Quel pied de se lever avec le soleil pour s’aventurer à l’intérieur de cet écosystème unique, où nous ressentons la forte densité de la faune et de la végétation dans un calme absolu. Prisonniers de la canopée, nous avançons dans un lieu à priori hostile à l’homme. Nous marchons dans ce canevas de lianes vampires qui asphyxient les arbres de leurs étreintes. Nous sommes en alerte permanente, aux aguets du moindre signe de vie animale. Des singes hurleurs et voltigeurs se balancent à vive allure et de liane en liane tandis que de magnifiques aras se chamaillent à la cime d’un arbre. Dans ce décor hallucinant, je ressens pleinement l’instant présent où tout retrouve du sens et de la valeur.

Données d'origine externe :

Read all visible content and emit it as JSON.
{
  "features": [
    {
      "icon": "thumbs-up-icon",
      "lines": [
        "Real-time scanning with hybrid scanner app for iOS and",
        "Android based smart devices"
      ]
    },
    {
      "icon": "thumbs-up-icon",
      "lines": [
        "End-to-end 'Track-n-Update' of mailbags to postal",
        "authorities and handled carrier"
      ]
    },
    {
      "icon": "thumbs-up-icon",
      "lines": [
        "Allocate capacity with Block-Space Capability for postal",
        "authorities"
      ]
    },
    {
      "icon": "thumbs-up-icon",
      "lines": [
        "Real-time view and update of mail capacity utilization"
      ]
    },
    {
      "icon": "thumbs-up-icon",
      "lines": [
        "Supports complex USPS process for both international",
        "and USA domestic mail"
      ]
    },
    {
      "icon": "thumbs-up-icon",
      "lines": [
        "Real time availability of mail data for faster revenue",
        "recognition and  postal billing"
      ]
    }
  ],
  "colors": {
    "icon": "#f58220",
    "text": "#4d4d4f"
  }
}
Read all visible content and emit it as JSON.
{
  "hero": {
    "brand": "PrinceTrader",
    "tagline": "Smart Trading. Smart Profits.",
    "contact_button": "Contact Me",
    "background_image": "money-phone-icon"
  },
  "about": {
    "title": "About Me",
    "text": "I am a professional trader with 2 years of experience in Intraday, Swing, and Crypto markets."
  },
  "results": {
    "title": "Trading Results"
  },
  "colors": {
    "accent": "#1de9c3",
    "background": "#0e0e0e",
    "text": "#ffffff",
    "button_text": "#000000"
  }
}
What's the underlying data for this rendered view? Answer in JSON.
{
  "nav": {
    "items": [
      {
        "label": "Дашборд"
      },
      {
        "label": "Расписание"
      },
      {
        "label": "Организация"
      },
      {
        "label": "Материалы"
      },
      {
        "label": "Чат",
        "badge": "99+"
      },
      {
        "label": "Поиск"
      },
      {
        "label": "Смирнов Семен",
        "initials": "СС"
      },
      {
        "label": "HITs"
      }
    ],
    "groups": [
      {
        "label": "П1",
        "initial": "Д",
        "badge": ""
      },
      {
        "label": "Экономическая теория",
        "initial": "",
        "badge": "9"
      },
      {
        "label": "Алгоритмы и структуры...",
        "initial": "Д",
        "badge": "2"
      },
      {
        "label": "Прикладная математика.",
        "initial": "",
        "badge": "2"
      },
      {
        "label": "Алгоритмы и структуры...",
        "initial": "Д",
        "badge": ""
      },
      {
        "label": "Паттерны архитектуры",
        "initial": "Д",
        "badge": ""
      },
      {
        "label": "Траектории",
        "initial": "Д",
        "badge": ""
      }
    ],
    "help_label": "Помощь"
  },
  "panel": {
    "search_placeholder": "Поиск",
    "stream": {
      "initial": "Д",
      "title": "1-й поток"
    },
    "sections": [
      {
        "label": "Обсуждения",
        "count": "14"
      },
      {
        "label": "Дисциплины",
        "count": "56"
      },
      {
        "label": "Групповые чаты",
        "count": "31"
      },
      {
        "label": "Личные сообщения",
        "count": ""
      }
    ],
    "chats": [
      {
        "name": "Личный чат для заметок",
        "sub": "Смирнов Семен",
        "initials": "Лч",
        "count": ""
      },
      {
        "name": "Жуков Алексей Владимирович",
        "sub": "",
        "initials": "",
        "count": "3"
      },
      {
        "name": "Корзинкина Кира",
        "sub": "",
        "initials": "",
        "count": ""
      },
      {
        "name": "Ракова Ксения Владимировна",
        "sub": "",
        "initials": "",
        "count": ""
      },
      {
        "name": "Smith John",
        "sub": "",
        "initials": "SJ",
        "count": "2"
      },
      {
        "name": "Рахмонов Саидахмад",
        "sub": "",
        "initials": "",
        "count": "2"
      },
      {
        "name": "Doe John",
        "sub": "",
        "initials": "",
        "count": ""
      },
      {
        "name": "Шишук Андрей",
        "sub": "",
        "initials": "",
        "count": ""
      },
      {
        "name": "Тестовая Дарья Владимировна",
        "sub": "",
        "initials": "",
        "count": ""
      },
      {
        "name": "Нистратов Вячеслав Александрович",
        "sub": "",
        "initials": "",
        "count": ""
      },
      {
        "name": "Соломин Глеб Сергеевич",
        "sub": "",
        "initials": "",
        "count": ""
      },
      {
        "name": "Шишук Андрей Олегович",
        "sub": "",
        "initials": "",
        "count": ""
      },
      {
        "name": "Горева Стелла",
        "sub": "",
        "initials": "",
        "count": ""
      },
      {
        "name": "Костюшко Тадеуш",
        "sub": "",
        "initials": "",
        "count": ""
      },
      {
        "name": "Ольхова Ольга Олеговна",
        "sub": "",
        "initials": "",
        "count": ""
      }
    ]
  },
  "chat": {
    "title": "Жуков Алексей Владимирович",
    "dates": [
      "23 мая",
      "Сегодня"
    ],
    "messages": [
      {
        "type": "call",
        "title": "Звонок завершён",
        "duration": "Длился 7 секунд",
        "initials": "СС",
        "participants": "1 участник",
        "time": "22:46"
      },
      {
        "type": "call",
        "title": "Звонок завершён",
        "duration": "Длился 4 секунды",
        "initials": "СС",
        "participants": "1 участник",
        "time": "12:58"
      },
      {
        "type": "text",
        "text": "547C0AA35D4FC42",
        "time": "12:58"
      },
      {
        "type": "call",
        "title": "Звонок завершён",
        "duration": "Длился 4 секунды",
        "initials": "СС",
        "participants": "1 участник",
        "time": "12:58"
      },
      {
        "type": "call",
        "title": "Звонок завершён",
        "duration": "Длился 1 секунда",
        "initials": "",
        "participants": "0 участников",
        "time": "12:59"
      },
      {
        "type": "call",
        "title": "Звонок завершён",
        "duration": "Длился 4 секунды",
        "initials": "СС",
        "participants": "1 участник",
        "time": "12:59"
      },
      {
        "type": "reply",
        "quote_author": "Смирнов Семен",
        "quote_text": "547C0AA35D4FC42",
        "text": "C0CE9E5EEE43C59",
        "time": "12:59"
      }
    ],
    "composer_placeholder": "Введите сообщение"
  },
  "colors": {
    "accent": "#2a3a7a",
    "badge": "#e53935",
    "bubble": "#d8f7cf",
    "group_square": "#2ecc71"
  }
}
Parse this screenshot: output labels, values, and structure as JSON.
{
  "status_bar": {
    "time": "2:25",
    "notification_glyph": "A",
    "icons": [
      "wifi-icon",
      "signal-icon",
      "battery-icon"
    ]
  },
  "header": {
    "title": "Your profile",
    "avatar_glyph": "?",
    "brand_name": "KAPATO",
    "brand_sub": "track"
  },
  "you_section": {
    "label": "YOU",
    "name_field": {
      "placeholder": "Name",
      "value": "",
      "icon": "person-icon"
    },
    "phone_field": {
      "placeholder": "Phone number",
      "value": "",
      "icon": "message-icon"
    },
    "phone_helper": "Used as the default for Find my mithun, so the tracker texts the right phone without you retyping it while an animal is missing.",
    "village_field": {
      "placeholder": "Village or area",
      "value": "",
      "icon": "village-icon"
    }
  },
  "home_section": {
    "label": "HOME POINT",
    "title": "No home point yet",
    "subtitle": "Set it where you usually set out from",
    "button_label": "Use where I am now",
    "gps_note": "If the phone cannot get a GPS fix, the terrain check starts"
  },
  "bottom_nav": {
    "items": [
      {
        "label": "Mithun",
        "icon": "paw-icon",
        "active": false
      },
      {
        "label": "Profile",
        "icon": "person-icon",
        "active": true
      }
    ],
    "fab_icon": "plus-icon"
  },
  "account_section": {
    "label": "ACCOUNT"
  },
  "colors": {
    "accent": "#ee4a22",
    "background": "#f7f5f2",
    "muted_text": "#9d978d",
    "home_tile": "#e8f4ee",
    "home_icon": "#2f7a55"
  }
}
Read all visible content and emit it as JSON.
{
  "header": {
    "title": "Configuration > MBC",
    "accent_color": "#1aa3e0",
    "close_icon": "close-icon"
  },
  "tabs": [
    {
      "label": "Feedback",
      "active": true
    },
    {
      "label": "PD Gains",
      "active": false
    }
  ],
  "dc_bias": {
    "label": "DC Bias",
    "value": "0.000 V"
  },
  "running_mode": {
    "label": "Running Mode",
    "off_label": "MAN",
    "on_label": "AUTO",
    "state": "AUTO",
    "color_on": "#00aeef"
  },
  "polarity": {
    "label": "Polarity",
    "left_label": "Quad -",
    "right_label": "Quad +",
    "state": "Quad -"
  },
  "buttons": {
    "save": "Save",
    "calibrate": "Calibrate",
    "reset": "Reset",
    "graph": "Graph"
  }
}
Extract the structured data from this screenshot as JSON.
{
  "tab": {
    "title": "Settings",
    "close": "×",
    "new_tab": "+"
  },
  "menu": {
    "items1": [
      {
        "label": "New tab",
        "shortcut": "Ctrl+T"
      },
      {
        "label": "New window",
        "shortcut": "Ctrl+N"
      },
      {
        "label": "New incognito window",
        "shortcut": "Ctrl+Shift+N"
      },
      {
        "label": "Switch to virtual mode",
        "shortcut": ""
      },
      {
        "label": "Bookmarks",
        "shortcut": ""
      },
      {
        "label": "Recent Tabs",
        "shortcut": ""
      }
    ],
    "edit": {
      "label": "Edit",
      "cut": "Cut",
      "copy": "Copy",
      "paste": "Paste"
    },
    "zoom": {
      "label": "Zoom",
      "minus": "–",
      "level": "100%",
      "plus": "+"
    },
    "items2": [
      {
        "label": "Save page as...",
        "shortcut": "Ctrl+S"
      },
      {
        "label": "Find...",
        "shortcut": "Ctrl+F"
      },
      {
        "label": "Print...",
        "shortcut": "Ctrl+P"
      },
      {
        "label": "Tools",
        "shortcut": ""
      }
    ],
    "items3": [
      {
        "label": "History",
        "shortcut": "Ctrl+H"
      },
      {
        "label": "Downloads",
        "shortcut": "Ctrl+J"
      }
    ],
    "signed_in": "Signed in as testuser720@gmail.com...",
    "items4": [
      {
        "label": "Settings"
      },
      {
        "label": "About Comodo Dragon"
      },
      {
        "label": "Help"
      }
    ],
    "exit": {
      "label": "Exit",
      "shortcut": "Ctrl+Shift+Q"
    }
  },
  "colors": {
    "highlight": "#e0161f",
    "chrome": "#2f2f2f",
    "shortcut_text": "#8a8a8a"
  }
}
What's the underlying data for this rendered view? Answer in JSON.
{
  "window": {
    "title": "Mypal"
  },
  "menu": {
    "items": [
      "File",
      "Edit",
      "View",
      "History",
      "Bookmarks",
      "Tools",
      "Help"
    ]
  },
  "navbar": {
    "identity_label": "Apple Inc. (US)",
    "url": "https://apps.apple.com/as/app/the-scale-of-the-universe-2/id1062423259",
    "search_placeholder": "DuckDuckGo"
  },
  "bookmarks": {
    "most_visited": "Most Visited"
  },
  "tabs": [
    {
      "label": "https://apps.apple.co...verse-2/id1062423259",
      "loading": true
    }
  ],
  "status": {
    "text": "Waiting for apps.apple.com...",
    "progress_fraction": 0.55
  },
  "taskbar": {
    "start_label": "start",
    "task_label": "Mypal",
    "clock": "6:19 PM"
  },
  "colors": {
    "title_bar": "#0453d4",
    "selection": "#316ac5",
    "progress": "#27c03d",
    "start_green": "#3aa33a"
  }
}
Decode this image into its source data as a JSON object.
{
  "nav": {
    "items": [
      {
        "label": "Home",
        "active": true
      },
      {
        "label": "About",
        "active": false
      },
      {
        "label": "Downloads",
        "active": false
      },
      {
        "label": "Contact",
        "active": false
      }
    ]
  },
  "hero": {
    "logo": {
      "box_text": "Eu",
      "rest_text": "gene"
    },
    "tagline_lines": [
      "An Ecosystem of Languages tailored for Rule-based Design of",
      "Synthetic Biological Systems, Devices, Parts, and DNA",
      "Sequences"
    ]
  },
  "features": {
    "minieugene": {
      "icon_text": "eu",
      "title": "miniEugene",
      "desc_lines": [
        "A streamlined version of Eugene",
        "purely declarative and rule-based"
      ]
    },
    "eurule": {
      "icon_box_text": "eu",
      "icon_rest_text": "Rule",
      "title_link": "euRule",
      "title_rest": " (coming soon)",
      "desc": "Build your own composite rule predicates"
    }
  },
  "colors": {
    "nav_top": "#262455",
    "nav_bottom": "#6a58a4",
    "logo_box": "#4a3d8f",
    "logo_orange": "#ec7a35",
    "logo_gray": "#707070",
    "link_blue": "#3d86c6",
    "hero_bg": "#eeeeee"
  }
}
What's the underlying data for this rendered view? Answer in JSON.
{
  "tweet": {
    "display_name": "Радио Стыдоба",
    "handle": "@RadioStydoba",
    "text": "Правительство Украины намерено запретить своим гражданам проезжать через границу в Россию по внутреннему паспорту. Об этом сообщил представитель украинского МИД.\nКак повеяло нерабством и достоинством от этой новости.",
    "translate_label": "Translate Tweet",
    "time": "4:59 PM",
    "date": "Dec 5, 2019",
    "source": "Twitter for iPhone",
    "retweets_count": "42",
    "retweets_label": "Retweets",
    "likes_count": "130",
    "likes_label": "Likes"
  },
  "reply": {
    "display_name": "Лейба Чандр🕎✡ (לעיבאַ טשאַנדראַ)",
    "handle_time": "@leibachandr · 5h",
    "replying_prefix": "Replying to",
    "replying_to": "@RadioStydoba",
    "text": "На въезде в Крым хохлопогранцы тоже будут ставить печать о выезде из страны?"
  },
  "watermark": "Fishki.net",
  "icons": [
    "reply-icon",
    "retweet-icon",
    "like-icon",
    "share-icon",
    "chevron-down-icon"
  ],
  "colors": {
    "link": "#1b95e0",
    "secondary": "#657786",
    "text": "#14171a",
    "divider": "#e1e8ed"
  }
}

Isa n’a pas hésité une seconde à goûter les grosses limaces blanches du coin, fortement encouragée par Deuzimar.

Aujourd’hui, une autre expérience sensationnelle nous attend. Nous partons nager avec des dauphins roses ! Non, non, je ne suis pas sous « exta », il y a bien des dauphins d’eau douce en Amazonie : les « botos vermelhos » ou « botos cor de rosa ». Et il se trouve qu’ils sont roses.




J’en profite pour rendre hommage à Deuzimar qui a su nous faire partager sa parfaite connaissance de la forêt en y ajoutant un supplément d’âme. Nous avons également beaucoup apprécié l’ambiance familiale du lodge et les bons petits plats préparés par Marilia et sa mère. Le Manati Lodge est une fenêtre ouverte sur la douce Amazonie de mon imaginaire. Je souhaite à tout le monde de vivre une telle expérience.